Eboman: I cannot wait until the next step in tools. I see sampling as a genre, as a medium. Eboman votes for the remixing culture – it triggers you as an artist to stay sharp and to be creative every day. I am a non-linear, modular guy.

Anne Helmond – blogging, software standards and template culture.

Anne is a lecturer at the University of Amsterdam and a blogger. Within her thesis, she writes about ‘blogging for engines” in this talks, she introduces the notion of software studies and (possible?) underlying sub-fields of this new area of study. She is actively involved in the software studies-initiative by Lev Manovich.
The question to answer is how do we establish a new field of study that is about software. And, is there such a thing as a language of media; does this lead to new aesthetics and different languages of media. This should change the way we think about our culture, where software has penetrated our society (I would use permeated).
Manovich described convincingly in his book ‘the language of new media’ that there indeed is a language to be found in new media. From media studies we should move to software studies.

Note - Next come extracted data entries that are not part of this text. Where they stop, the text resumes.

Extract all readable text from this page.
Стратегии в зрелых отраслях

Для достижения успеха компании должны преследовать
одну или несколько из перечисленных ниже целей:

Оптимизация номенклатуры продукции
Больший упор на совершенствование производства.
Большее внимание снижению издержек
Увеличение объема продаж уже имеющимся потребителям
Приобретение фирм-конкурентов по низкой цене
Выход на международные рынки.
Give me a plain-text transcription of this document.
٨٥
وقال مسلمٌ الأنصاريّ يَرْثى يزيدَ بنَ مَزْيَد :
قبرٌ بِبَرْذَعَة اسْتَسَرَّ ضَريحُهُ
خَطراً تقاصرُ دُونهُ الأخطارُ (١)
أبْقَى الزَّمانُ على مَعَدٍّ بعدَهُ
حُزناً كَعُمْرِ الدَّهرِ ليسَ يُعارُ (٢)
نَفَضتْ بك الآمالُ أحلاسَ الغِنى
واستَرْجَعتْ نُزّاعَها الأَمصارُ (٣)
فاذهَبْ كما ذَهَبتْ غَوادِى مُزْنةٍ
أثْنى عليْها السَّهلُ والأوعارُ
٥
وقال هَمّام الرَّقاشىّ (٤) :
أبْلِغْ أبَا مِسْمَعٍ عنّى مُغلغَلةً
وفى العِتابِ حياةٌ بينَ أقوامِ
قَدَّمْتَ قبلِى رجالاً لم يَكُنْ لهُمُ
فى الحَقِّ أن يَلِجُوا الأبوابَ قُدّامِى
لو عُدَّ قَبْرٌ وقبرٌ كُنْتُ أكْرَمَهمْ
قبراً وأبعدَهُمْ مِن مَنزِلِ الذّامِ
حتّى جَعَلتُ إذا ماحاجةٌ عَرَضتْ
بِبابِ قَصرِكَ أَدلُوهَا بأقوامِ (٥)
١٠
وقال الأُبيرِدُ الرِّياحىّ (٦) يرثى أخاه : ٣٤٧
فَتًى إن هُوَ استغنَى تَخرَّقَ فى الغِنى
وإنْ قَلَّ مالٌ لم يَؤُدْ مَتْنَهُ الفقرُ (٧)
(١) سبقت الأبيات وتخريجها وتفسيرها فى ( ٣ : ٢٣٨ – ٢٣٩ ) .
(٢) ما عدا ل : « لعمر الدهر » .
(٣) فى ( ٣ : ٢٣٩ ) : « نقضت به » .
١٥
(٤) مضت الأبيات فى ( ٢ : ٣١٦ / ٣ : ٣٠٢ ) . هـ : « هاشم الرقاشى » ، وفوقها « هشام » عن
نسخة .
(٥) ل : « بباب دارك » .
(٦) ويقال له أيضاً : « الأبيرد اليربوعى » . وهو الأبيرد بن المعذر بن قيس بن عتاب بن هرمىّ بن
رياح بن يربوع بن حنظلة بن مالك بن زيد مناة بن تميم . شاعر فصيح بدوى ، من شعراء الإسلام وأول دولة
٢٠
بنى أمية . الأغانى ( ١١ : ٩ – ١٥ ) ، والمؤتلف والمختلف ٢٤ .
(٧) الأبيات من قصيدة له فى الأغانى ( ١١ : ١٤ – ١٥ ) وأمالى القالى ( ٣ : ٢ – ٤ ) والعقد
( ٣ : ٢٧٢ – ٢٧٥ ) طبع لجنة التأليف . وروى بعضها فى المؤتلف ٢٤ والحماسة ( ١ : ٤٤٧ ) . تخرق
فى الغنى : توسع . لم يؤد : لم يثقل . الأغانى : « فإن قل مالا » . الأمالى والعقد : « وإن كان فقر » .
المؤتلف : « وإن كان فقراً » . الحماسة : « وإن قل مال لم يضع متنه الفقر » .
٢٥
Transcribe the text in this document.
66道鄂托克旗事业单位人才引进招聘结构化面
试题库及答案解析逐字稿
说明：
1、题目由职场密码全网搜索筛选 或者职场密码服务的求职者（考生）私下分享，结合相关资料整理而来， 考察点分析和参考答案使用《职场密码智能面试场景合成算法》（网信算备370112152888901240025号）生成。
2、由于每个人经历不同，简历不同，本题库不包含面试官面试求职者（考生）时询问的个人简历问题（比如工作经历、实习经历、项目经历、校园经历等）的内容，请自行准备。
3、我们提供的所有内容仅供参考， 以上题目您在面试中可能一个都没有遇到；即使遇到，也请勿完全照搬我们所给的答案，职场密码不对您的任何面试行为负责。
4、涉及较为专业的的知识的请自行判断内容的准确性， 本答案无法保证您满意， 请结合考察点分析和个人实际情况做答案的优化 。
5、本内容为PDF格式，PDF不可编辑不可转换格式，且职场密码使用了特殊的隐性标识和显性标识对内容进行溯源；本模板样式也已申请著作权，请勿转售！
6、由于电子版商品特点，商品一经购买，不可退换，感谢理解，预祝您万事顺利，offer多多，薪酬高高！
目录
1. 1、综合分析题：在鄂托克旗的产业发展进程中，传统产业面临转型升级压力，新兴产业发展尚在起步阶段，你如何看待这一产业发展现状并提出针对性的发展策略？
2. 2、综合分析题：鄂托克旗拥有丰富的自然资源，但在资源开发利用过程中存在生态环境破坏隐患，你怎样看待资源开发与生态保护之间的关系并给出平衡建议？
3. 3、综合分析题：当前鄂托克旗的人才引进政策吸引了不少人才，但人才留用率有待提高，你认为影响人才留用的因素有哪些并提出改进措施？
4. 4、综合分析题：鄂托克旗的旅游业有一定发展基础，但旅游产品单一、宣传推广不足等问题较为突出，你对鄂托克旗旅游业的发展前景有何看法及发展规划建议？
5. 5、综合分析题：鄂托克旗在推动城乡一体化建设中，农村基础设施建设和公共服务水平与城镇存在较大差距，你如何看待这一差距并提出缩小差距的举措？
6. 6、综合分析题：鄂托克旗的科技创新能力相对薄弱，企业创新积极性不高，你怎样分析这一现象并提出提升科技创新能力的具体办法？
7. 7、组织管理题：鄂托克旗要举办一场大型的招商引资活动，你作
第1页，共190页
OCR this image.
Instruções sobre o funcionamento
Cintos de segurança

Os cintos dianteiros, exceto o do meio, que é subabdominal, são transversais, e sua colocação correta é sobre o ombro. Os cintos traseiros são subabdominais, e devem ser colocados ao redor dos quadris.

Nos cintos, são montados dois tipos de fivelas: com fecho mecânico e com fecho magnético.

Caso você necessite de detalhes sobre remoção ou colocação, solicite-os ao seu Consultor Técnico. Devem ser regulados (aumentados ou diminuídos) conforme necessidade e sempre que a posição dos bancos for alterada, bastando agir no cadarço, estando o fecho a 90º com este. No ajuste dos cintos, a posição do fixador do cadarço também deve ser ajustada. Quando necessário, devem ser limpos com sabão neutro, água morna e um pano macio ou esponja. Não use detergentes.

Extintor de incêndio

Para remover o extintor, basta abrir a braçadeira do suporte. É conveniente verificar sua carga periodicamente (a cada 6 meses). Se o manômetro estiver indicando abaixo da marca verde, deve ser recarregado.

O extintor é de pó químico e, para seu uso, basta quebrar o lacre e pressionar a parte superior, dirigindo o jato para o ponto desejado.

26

The kind of software studies Lev does is the “million dollar ‘ version of software studies, which unfortunately is not possible at the University of Amsterdam. But there are other ways.
The main point is that software has become a cultural force. As a result, this force is an object of critique, and should at least be studied.
One part of software studies is that of the template culture. The template culture is visible in popular cms (content management systems red.) like Joomla and the popular blog software WordPress. It is all about default settings, templates and themes.
Within WordPress, there are millions of choices in templates; still they all look the same. Template culture define a cultural software – defined by medium and practices, in this case blogging. Blog software enabled easy publishing. One-button publishing software.

Blogging used to be the domain of geeks, nowadays blogging promises some democratic level.
If you really want to be different, you will have to change the code.
Anne shows a Unix-interface blog example to show that a blog is just a database and one WordPress user treated his blog as such. (Anne thinks this is beautiful I say it is very geeky). The point to make here is that blogs are interfaces for databases.

Not everyone is a hacker, so what should this software study look like?
Most of us who use and study media culture are not hackers, but more like a part of a template culture.
Anne continues by talking about the widgetized self. Widgets are a popular way of personalizing your blog using third party (social) software. Widgets are the individualization of the template culture.